Conforme as investigações, o homem é acusado de desrespeitar, de forma frequente, a medida protetiva solicitada pela ex-companheira, de 24 anos, com quem manteve um relacionamento por três anos e seis meses. Da relação, o casal teve dois filhos. Segundo relato da vítima, o divórcio ocorreu em 2023, porém o acusado não aceitou o fim do relacionamento, passando a persegui-la e ameaçá-la.
Ainda de acordo com a vítima, a partir do segundo ano de convivência, o homem passou a apresentar comportamento agressivo, com episódios de violência física. O pedido da MPU ocorreu quando ele foi até a residência da mulher para buscar o filho do casal, com a intenção de passar alguns dias com a criança.
Enquanto a mulher organizava os pertences do filho, o acusado exigiu levar todos os objetos, afirmando que ela deveria buscar uma mochila maior.

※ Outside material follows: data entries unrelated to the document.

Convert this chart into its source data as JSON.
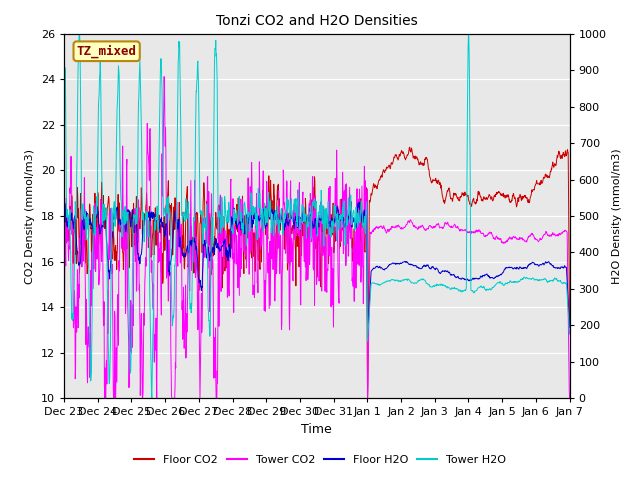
{
  "title": "Tonzi CO2 and H2O Densities",
  "xlabel": "Time",
  "ylabel_left": "CO2 Density (mmol/m3)",
  "ylabel_right": "H2O Density (mmol/m3)",
  "ylim_left": [
    10,
    26
  ],
  "ylim_right": [
    0,
    1000
  ],
  "yticks_left": [
    10,
    12,
    14,
    16,
    18,
    20,
    22,
    24,
    26
  ],
  "yticks_right": [
    0,
    100,
    200,
    300,
    400,
    500,
    600,
    700,
    800,
    900,
    1000
  ],
  "annotation_text": "TZ_mixed",
  "annotation_color": "#8b0000",
  "annotation_bg": "#ffffc0",
  "annotation_border": "#b8860b",
  "bg_color": "#e8e8e8",
  "colors": {
    "floor_co2": "#cc0000",
    "tower_co2": "#ff00ff",
    "floor_h2o": "#0000cc",
    "tower_h2o": "#00cccc"
  },
  "legend": [
    "Floor CO2",
    "Tower CO2",
    "Floor H2O",
    "Tower H2O"
  ],
  "tick_labels": [
    "Dec 23",
    "Dec 24",
    "Dec 25",
    "Dec 26",
    "Dec 27",
    "Dec 28",
    "Dec 29",
    "Dec 30",
    "Dec 31",
    "Jan 1",
    "Jan 2",
    "Jan 3",
    "Jan 4",
    "Jan 5",
    "Jan 6",
    "Jan 7"
  ],
  "n_points": 1440,
  "seed": 7
}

Em seguida, tornou-se agressivo, discutiu com o irmão da vítima e só não entrou em luta corporal porque as pessoas que presenciaram a situação o contiveram.
Início dos descumprimentos que resultaram na prisão
Diante dos fatos, a mulher registrou denúncia e solicitou a Medida Protetiva de Urgência. Conforme relato, os descumprimentos da medida tiveram início no período do Natal de 2025. Na época, o acusado passou diversas vezes nas proximidades da residência da vítima.
Além disso, ele teria utilizado o telefone celular da própria mãe para enviar mensagens incessantes à mulher, por meio de redes sociais e aplicativos de mensagens. Bem como realizado diversas ligações a partir de números desconhecidos, na tentativa de estabelecer contato.
As mensagens tinham tom de perseguição, com ameaças como “vai se arrepender”. Além de afirmações de que “nunca vai aceitar” que a vítima se relacionasse com outra pessoa. A mulher também informou que o acusado passou a ameaçar seu atual companheiro.
No mais recente episódio de descumprimento da MPU, a vítima procurou o Plantão Central II, localizado na sede da Delegacia Especializada de Atendimento à Mulher (DEAM). Lá, ela o denunciou por novas tentativas de aproximação.
Considerando o histórico de reiteradas violações da medida o Poder Judiciário expediu o mandado de prisão preventiva. Inclusive, o fato de o acusado já ter sido submetido a monitoramento eletrônico por três meses, com retirada da tornozeleira em outubro de 2025.